Galactus: I accept.
Ant-Man: Aw, man. I know where this is going.
Storm: Knight Ant-Man, move to King's Bishop 4.
Ant-Man: I knew we were going to be used as pieces.
For a higher scale of this, see Cosmic Chess Game.
- Apos in Mnemosyne is frequently shown playing chess with rather... kinky pieces. It is later revealed that he wasn't so much playing, as tracking down the Immortals' movements throughout the series.
- Miyuki-chan in Wonderland has the Les Yay version of the Alice in Wonderland chess game where pieces are slapped (sometimes with a whip or riding crop) and lose their clothing forcing them to flee from the game board naked.
- Weiß Kreuz had an episode where the villain/target of the episode was responsible for running what were referred to as "human chess games" for entertainment purposes.

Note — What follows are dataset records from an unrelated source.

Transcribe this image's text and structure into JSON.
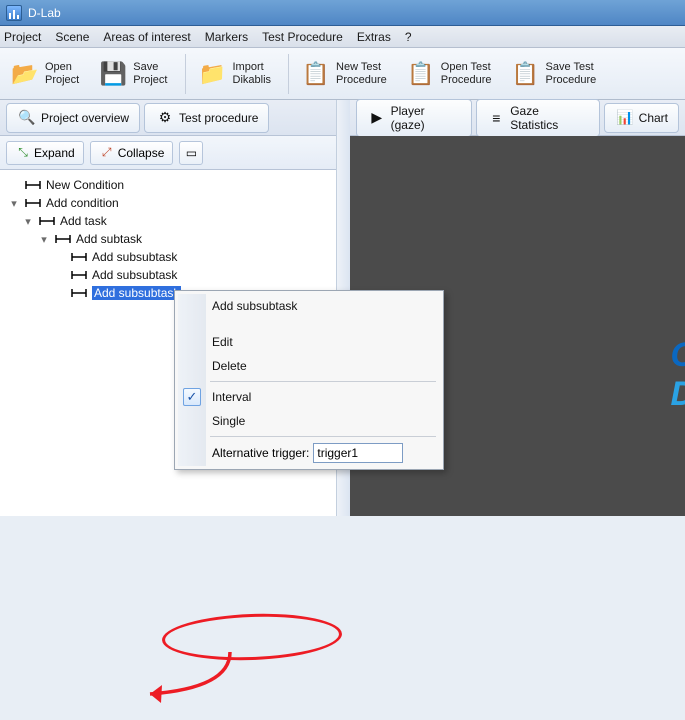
{
  "title": "D-Lab",
  "menu": [
    "Project",
    "Scene",
    "Areas of interest",
    "Markers",
    "Test Procedure",
    "Extras",
    "?"
  ],
  "toolbar": [
    {
      "id": "open-project",
      "label": "Open\nProject",
      "icon": "folder-open-icon",
      "cls": "fold"
    },
    {
      "id": "save-project",
      "label": "Save\nProject",
      "icon": "floppy-icon",
      "cls": "save"
    },
    {
      "sep": true
    },
    {
      "id": "import-dikablis",
      "label": "Import\nDikablis",
      "icon": "folder-import-icon",
      "cls": "imp"
    },
    {
      "sep": true
    },
    {
      "id": "new-test-procedure",
      "label": "New Test\nProcedure",
      "icon": "clipboard-new-icon",
      "cls": "np"
    },
    {
      "id": "open-test-procedure",
      "label": "Open Test\nProcedure",
      "icon": "clipboard-open-icon",
      "cls": "op"
    },
    {
      "id": "save-test-procedure",
      "label": "Save Test\nProcedure",
      "icon": "clipboard-save-icon",
      "cls": "sp"
    }
  ],
  "left_tabs": [
    {
      "id": "project-overview",
      "label": "Project overview",
      "icon": "magnifier-icon"
    },
    {
      "id": "test-procedure",
      "label": "Test procedure",
      "icon": "gear-doc-icon"
    }
  ],
  "right_tabs": [
    {
      "id": "player-gaze",
      "label": "Player (gaze)",
      "icon": "play-icon"
    },
    {
      "id": "gaze-statistics",
      "label": "Gaze Statistics",
      "icon": "stats-icon"
    },
    {
      "id": "chart",
      "label": "Chart",
      "icon": "chart-icon"
    }
  ],
  "tree_toolbar": {
    "expand": "Expand",
    "collapse": "Collapse"
  },
  "tree": {
    "items": [
      {
        "level": 1,
        "twisty": "",
        "label": "New Condition"
      },
      {
        "level": 1,
        "twisty": "▾",
        "label": "Add condition"
      },
      {
        "level": 2,
        "twisty": "▾",
        "label": "Add task"
      },
      {
        "level": 3,
        "twisty": "▾",
        "label": "Add subtask"
      },
      {
        "level": 4,
        "twisty": "",
        "label": "Add subsubtask"
      },
      {
        "level": 4,
        "twisty": "",
        "label": "Add subsubtask"
      },
      {
        "level": 4,
        "twisty": "",
        "label": "Add subsubtask",
        "selected": true
      }
    ]
  },
  "context_menu": {
    "items": [
      {
        "label": "Add subsubtask"
      },
      {
        "gap": true
      },
      {
        "label": "Edit"
      },
      {
        "label": "Delete"
      },
      {
        "sep": true
      },
      {
        "label": "Interval",
        "checked": true
      },
      {
        "label": "Single"
      },
      {
        "sep": true
      }
    ],
    "trigger_label": "Alternative trigger:",
    "trigger_value": "trigger1"
  },
  "brand": {
    "c": "C",
    "d": "D"
  }
}
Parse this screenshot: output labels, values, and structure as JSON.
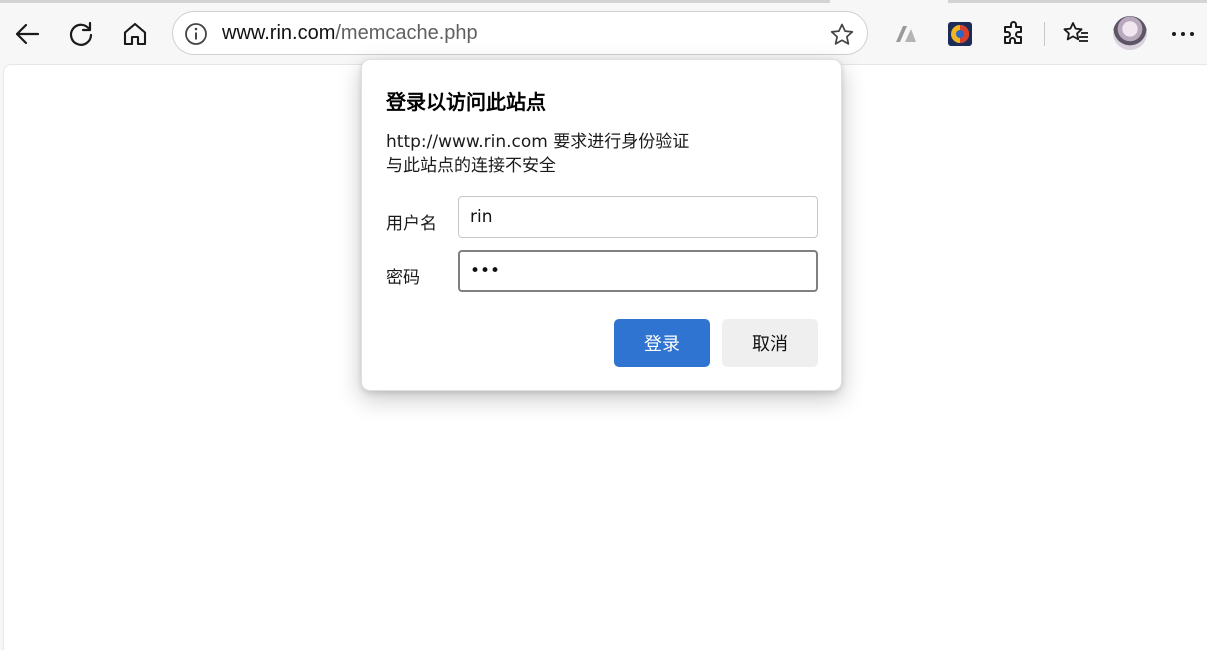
{
  "address_bar": {
    "host": "www.rin.com",
    "path": "/memcache.php"
  },
  "icons": {
    "back": "back-arrow-icon",
    "refresh": "refresh-icon",
    "home": "home-icon",
    "info": "info-icon",
    "favorite": "star-icon",
    "extension_a": "extension-a-icon",
    "extension_color": "extension-color-icon",
    "extensions": "puzzle-icon",
    "favorites": "favorites-icon",
    "more": "more-icon"
  },
  "dialog": {
    "title": "登录以访问此站点",
    "line1": "http://www.rin.com 要求进行身份验证",
    "line2": "与此站点的连接不安全",
    "username_label": "用户名",
    "username_value": "rin",
    "password_label": "密码",
    "password_value": "•••",
    "login_button": "登录",
    "cancel_button": "取消"
  },
  "colors": {
    "primary": "#2f74d0",
    "secondary": "#efefef"
  }
}
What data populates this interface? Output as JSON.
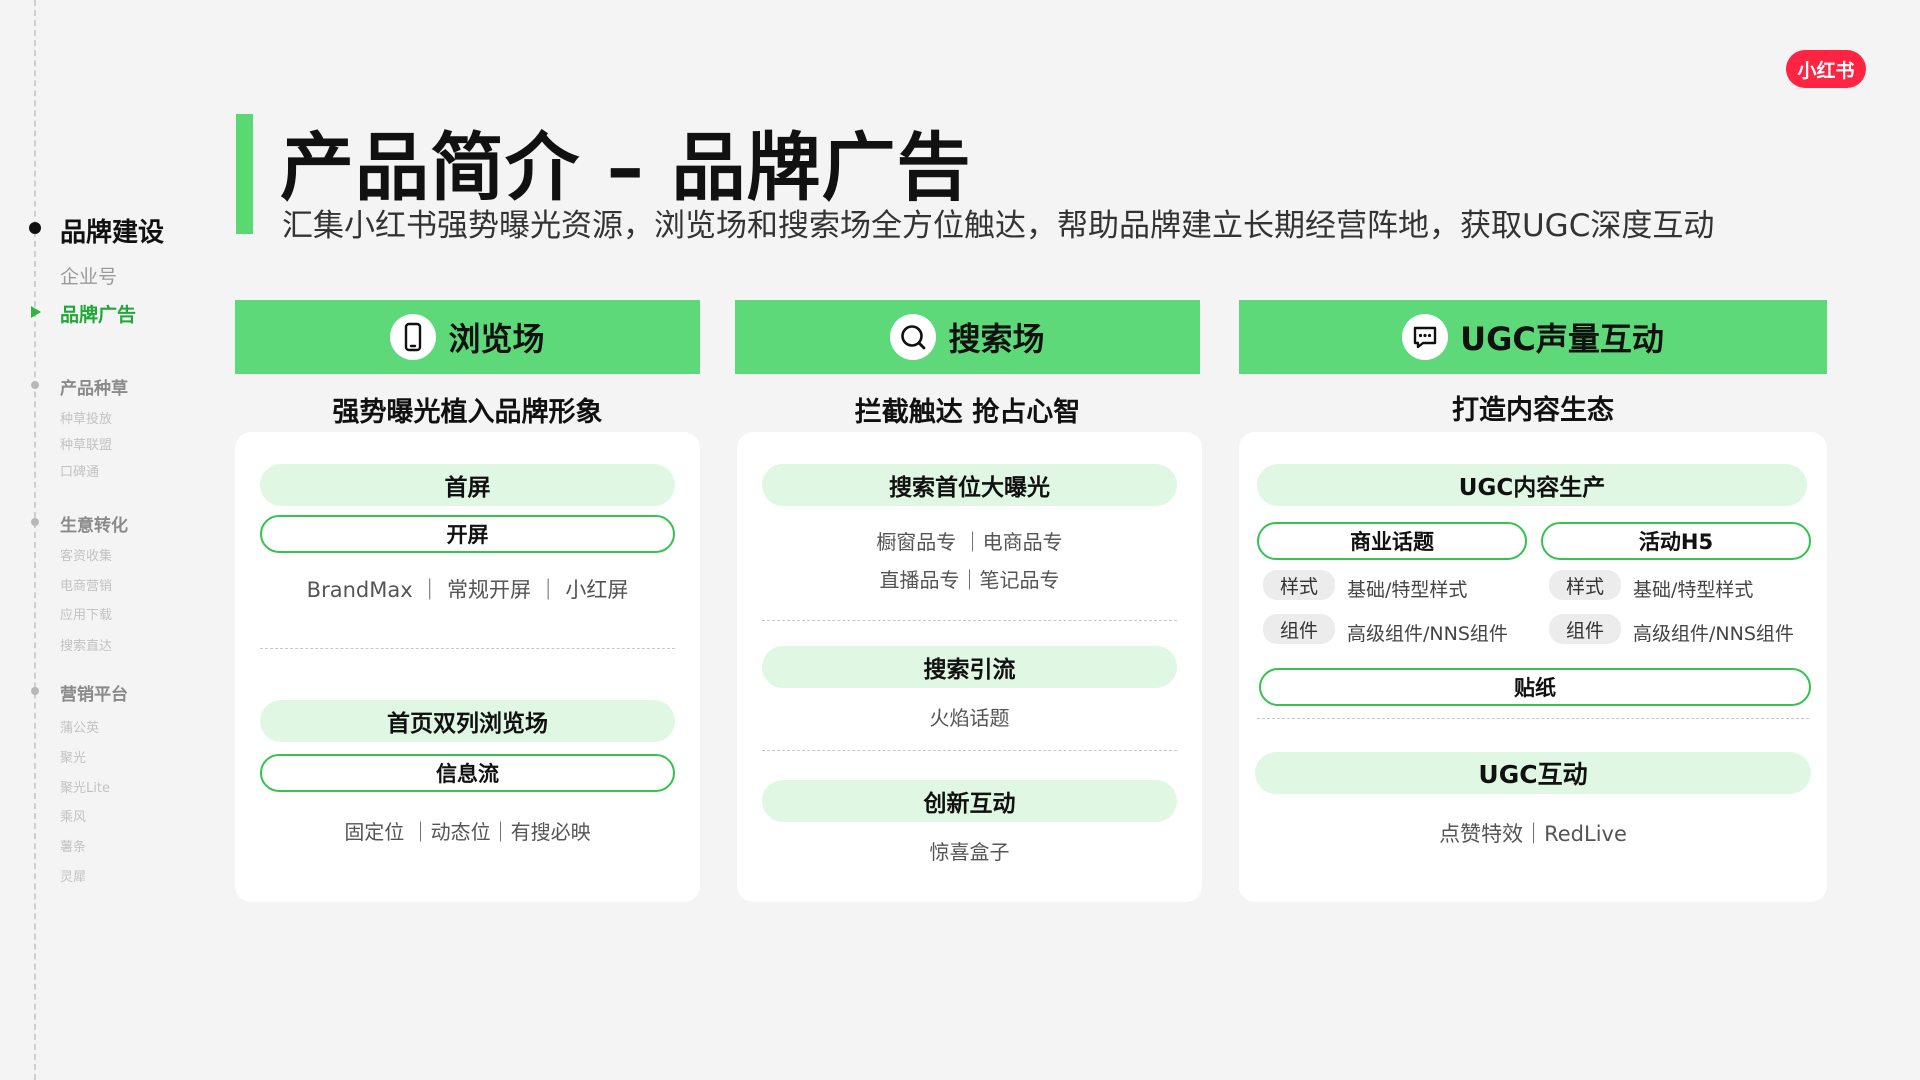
{
  "brand": {
    "logo": "小红书",
    "accent": "#5ed979",
    "logo_color": "#ff2442"
  },
  "header": {
    "title": "产品简介 – 品牌广告",
    "subtitle": "汇集小红书强势曝光资源，浏览场和搜索场全方位触达，帮助品牌建立长期经营阵地，获取UGC深度互动"
  },
  "nav": {
    "section": "品牌建设",
    "items": [
      {
        "label": "企业号"
      },
      {
        "label": "品牌广告"
      }
    ],
    "groups": [
      {
        "label": "产品种草",
        "subs": [
          "种草投放",
          "种草联盟",
          "口碑通"
        ]
      },
      {
        "label": "生意转化",
        "subs": [
          "客资收集",
          "电商营销",
          "应用下载",
          "搜索直达"
        ]
      },
      {
        "label": "营销平台",
        "subs": [
          "蒲公英",
          "聚光",
          "聚光Lite",
          "乘风",
          "薯条",
          "灵犀"
        ]
      }
    ]
  },
  "columns": {
    "browse": {
      "title": "浏览场",
      "icon": "phone-icon",
      "subtitle": "强势曝光植入品牌形象",
      "block1": {
        "fill": "首屏",
        "outline": "开屏",
        "desc": "BrandMax ｜ 常规开屏 ｜ 小红屏"
      },
      "block2": {
        "fill": "首页双列浏览场",
        "outline": "信息流",
        "desc": "固定位 ｜动态位｜有搜必映"
      }
    },
    "search": {
      "title": "搜索场",
      "icon": "search-icon",
      "subtitle": "拦截触达  抢占心智",
      "block1": {
        "fill": "搜索首位大曝光",
        "line1": "橱窗品专 ｜电商品专",
        "line2": "直播品专｜笔记品专"
      },
      "block2": {
        "fill": "搜索引流",
        "desc": "火焰话题"
      },
      "block3": {
        "fill": "创新互动",
        "desc": "惊喜盒子"
      }
    },
    "ugc": {
      "title": "UGC声量互动",
      "icon": "comment-icon",
      "subtitle": "打造内容生态",
      "block1": {
        "fill": "UGC内容生产",
        "left": {
          "pill": "商业话题",
          "tag1": "样式",
          "val1": "基础/特型样式",
          "tag2": "组件",
          "val2": "高级组件/NNS组件"
        },
        "right": {
          "pill": "活动H5",
          "tag1": "样式",
          "val1": "基础/特型样式",
          "tag2": "组件",
          "val2": "高级组件/NNS组件"
        },
        "sticker": "贴纸"
      },
      "block2": {
        "fill": "UGC互动",
        "desc": "点赞特效｜RedLive"
      }
    }
  }
}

However, it wasn't so much actual human chess as it was one-on-one combat on a chessboard-patterned floor.
- Umineko: When They Cry has an incredibly elaborate version of human chess. The entirety of Rokkenjima on Oct 4-5, 1986 is the chess board, and the pieces include members of the Ushiromiya family and servants, and demons summoned straight from heaven and hell. The players exist in the meta-world and are witches and sorcerers. As to exactly who is what kind of piece, beyond piece Battler being white king, no one's really sure...
- In No Game No Life, Sora and Chlammy serve as the Kings for their game, which functions like a real-time strategy game and the pieces attack each other. If a piece is too scared or unmotivated, it will not move. Sora uses a Rousing Speech and charisma to motivate his pieces, and seduces Chlammy's Queen to get her to switch sides. Chlammy uses fear and intimidation to motivate her pieces, and uses mind control to steal some of Sora's pieces. Eventually, one of Chlammy's pieces gets fed up with her and "assassinates" her.
- Used in a Marvel Adventures issue. The chessboard is presumably gigantic to accommodate Galactus, who plays against the Avengers with his Herald Silver Surfer as King. After this ends in stalemate, they play baseball... in a human-scaled stadium... but it's okay, Rule of Fun fully applies. After that failed they try Texas Hold 'Em and then end up in an Infinite-Star Restaurant.
- Countdown to Final Crisis shows Darkseid looming over a chessboard with pieces of the heroes, for reasons that are never fully explained.
- A variation appears on a recent cover of New Mutants with Cyclops looming over the chessboard.
- An older comic involved a witch capturing a mermaid's friends and family, turning them into statues, making those statues chess pieces, and then challenging the protagonist to a game chess with the pieces. Unlike a lot of examples, it showed that the pieces were very heavy.
- The pornographic version occurs in Alan Moore's Lost Girls.
- A non-villainous version appears as a one-page gag in The Smurfs comic book story "Smurfery".
- In Prince Valiant, the usual deathtrap is foiled by the (nearly as) usual stalemate defense (= nobody wins, i.e. nobody dies).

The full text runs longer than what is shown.